Every once in a while we come across some good news out of Russia, which we are only too pleased to report in order to break the monotony of relentless failure and decline that might otherwise lead to bleak depression. So it is with pleasure that we make note that both of the singles juniors champions at this year’s French Open tournament at Roland Garros in Paris were Russians. Darya Kasatkina took the girl’s title and the interestingly named Andrei Rublev took the boy’s title. The “other” Andrei Rublev was, you may know, the most famous painter of religious icons in Russian history.
Kasatkina’s victory was the more impressive, since she gutted out a tough three-set match against the number one tournament seed. Kasatkina was seeded #8, and lost the first set in a close tiebreaker but came back to win the next two.
Rublev was expected to win his match against a lower-seeded opponent and decisively did so in straight sets.
The icing on this cake for Russia was that Maria Sharapova collected her second French Open title in the ladies’ main draw. Although Sharapova’s victory was rather hollow since she did not have to face any of the four best players in the world ( Serena Williams, Li Na, Agnieska Radwanska or Victoria Azarenka) in order to take the title and treated fans to her usual festival of unforced errors compensated for by dumb luck (to say nothing of her intolerable shrieking), Sharapova did gut out a tough three-set match in the finals against the world #4 (albeit a player who had never before appeared in a grand-slam final).

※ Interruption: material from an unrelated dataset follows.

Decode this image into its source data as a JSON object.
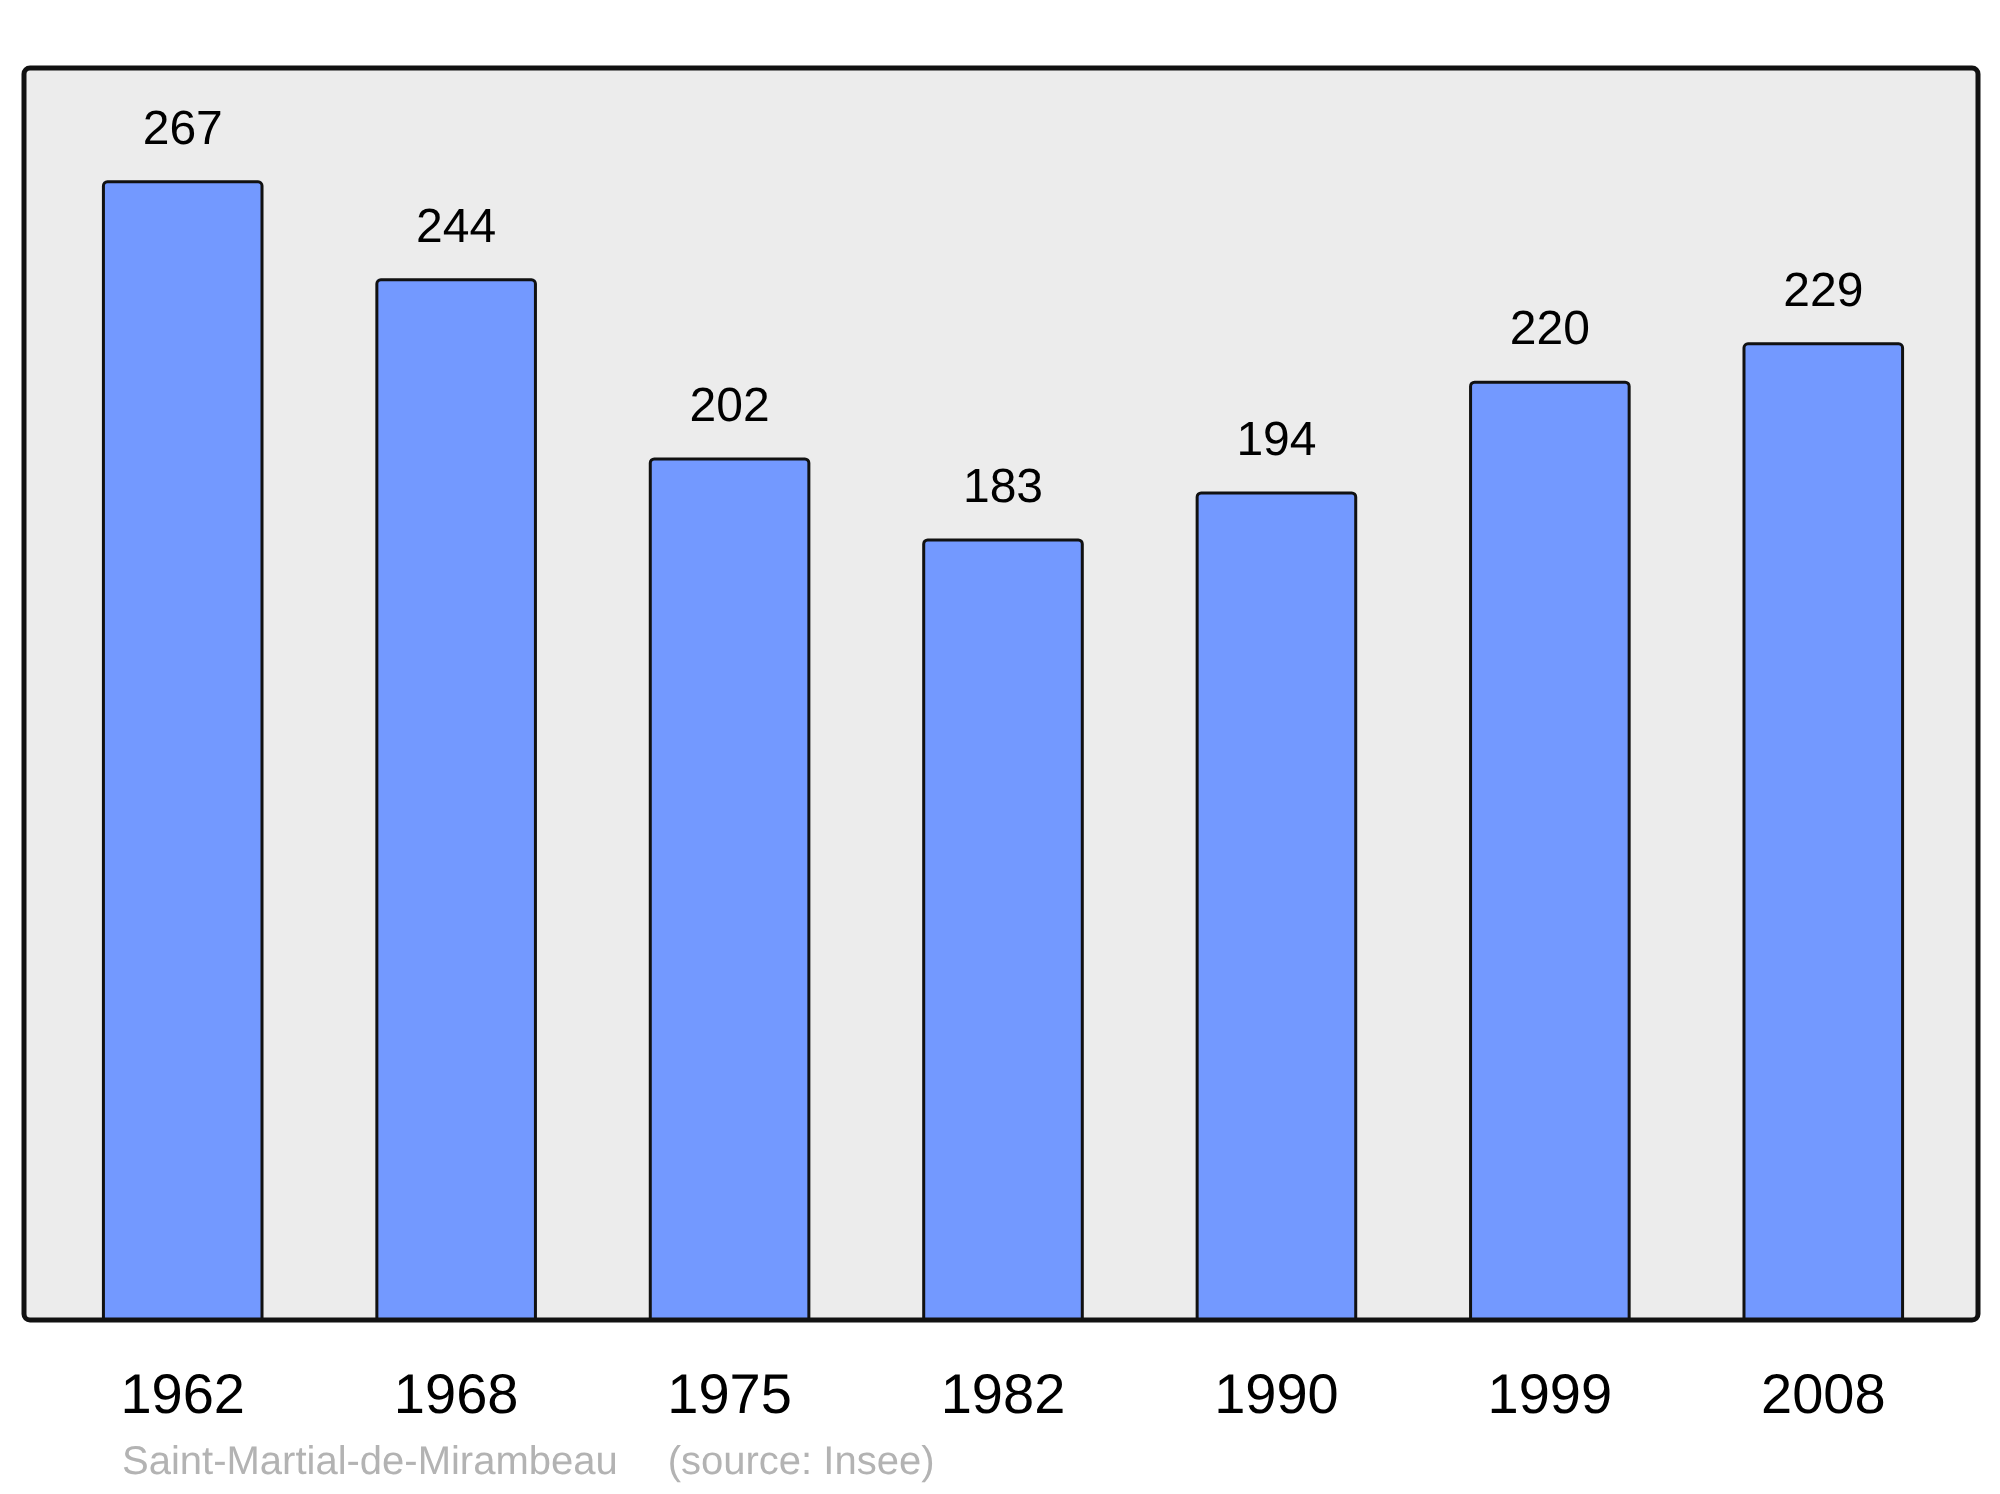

It’ wasn’t pretty, though. She struck more double faults and many more unforced errors in the finals than in any prior round. She had 52 unforced errors and 12 double faults in the finals match alone, 211 total unforced errors and 43 total double faults in the tournament, and her diminutive finals opponent broke the giant Russian’s serve seven times.
So we say “formidable!” and “felicitations!” to Russian tennis fans for their multiple triumphs on the red clay! Hopefully they will take inspiration from these victories to consider the possibility that Russia may be capable of something better than Vladimir Putin.